Intervention de Christophe Naegelen

Séance en hémicycle du mardi 1er février 2022 à 15h00
Influence de la diplomatie française

Photo issue du site de l'Assemblée nationale ou de WikipediaChristophe Naegelen :

La diplomatie d'influence s'affirme aujourd'hui comme un élément à part entière de notre politique étrangère. Elle devient à la fois un enjeu de compétition internationale et une source de puissance, au même titre – voire davantage – que la force militaire. D'un côté s'étend le domaine de la contrainte, de la force et de l'action ; de l'autre se situe le registre de l'autorité, de la persuasion, des valeurs et des principes.

Si nous partons du postulat que la puissance se détient, que le pouvoir s'applique et que l'influence s'exerce, un constat majeur s'impose d'emblée : l'influence de la France dans le monde recule indéniablement. Ce recul s'explique par une crise des moyens de la puissance et de l'autorité morale du pays.

Dans cette feuille de route, on trouve des objectifs et des actions ambitieuses dans certains domaines, comme la francophonie. On y trouve aussi un portrait plutôt idéalisé des manifestations de l'influence française sur la scène internationale. Au-delà des mots, le maintien de la France sur cette scène dépend notamment des moyens et de l'ambition qu'elle se donne en matière d'attractivité. La diplomatie culturelle et les échanges touristiques ne doivent pas servir de variables d'ajustement budgétaires.

Ils ne sont pas davantage des acquis. Malgré la crise sanitaire qui a entraîné une chute de 74 % du tourisme mondial en 2020, la France a tout de même conservé sa première place sur le podium des destinations touristiques, avec 42 millions de touristes étrangers, devant l'Italie et devant le Mexique. Il faut tout faire pour consolider cette position.

Autre condition de ce maintien : les partenariats que noue notre pays. Rappelons que la France possède le troisième réseau diplomatique mondial, juste derrière les États-Unis et la Chine.
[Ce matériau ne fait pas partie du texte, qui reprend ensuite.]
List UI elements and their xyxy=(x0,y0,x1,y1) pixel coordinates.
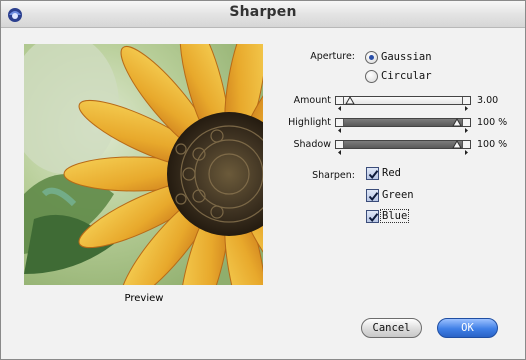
aperture-gaussian-radio[interactable] xyxy=(365,51,378,64)
window-title: Sharpen xyxy=(229,4,297,20)
slider-right-arrow[interactable] xyxy=(462,141,470,155)
ok-button[interactable]: OK xyxy=(437,318,498,338)
slider-thumb[interactable] xyxy=(452,118,462,127)
slider-thumb[interactable] xyxy=(345,96,355,105)
slider-right-arrow[interactable] xyxy=(462,97,470,111)
radio-selected-dot xyxy=(369,55,374,60)
highlight-slider[interactable] xyxy=(335,118,471,133)
amount-value: 3.00 xyxy=(477,95,499,106)
amount-label: Amount xyxy=(293,95,331,106)
slider-thumb[interactable] xyxy=(452,140,462,149)
aperture-circular-radio[interactable] xyxy=(365,70,378,83)
sharpen-label: Sharpen: xyxy=(312,170,355,181)
checkmark-icon xyxy=(368,213,379,223)
aperture-label: Aperture: xyxy=(310,51,355,62)
red-label[interactable]: Red xyxy=(382,167,401,179)
slider-left-arrow[interactable] xyxy=(336,141,344,155)
slider-left-arrow[interactable] xyxy=(336,97,344,111)
highlight-label: Highlight xyxy=(288,117,331,128)
shadow-label: Shadow xyxy=(293,139,332,150)
cancel-button[interactable]: Cancel xyxy=(361,318,422,338)
blue-label[interactable]: Blue xyxy=(379,209,410,223)
shadow-value: 100 % xyxy=(477,139,508,150)
shadow-slider[interactable] xyxy=(335,140,471,155)
red-checkbox[interactable] xyxy=(366,167,379,180)
aperture-gaussian-label[interactable]: Gaussian xyxy=(381,51,432,63)
aperture-circular-label[interactable]: Circular xyxy=(381,70,432,82)
green-label[interactable]: Green xyxy=(382,189,414,201)
checkmark-icon xyxy=(368,192,379,202)
sharpen-dialog: Sharpen Preview Aperture: Gaussian Circu… xyxy=(0,0,526,360)
preview-image xyxy=(24,44,263,285)
slider-right-arrow[interactable] xyxy=(462,119,470,133)
title-bar[interactable]: Sharpen xyxy=(1,1,525,28)
preview-label: Preview xyxy=(124,293,164,304)
amount-slider[interactable] xyxy=(335,96,471,111)
blue-checkbox[interactable] xyxy=(366,210,379,223)
highlight-value: 100 % xyxy=(477,117,508,128)
green-checkbox[interactable] xyxy=(366,189,379,202)
checkmark-icon xyxy=(368,170,379,180)
slider-left-arrow[interactable] xyxy=(336,119,344,133)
Présent dans 160 pays, le réseau diplomatique français s'appuie sur une diaspora de 2,5 millions d'expatriés. La France peut se targuer d'être présente sur de nombreux théâtres régionaux, notamment grâce à ses territoires ultramarins qui représentent une zone économique exclusive très importante – mon groupe parlementaire, qui compte les deux députés de la Nouvelle-Calédonie et une députée de la Polynésie, est très attaché aux outre-mer.

Malgré tout, la France est moins audible sur la scène internationale : l'imbroglio des sous-marins australiens a été révélateur d'une perte d'influence française et a laissé des traces dans les relations bilatérales entre les puissances mondiales. L'Allemagne est considérée comme l'État le plus influent d'Europe par les Européens, devant le Royaume-Uni et la France – qui vient juste après. Si la diplomatie française dispose de nombreux atouts, il faut que son horizon soit fondamentalement européen, surtout dans le contexte de la présidence française du Conseil de l'Union européenne en ce premier semestre 2022.

Tant la crise à la frontière ukrainienne que la situation des Ouïghours – que nous évoquons régulièrement dans cet hémicycle – sont la preuve flagrante que notre diplomatie, dans cette feuille de route, doit être fondamentalement européenne. Nous sommes convaincus que c'est uniquement avec l'Europe que nous pourrons répondre aux trois urgences internationales majeures : l'urgence technologique – pour que nous ne devenions pas une colonie numérique –, l'urgence climatique bien sûr, et l'urgence africaine, que la feuille de route a identifiée. Envers l'Afrique, il nous faut une vision nouvelle de notre coopération en réinvestissant tous les leviers d'influence dans un véritable partenariat.

J'espère que les débats électoraux des prochains mois nous donneront l'occasion de réinventer une certaine idée de la France, de déterminer ce que nous voulons faire avec quels partenaires, et quels principes nous voulons défendre. Comme vous le soulignez, monsieur le ministre, nous devons construire un nouvel humanisme qui saura s'adapter aux bouleversements technologiques, environnementaux et géopolitiques du XXIe siècle, et donc aux trois urgences que j'ai évoquées.

En août 2019, vous avez affirmé à la conférence des ambassadeurs qu'il n'y a plus de soft power, mais qu'il n'y a que du hard power. Permettez-moi de paraphraser le célèbre théoricien Joseph Nye : tout l'enjeu pour un État, finalement, c'est de savoir user de smart power en combinant à bon escient le hard et le soft power.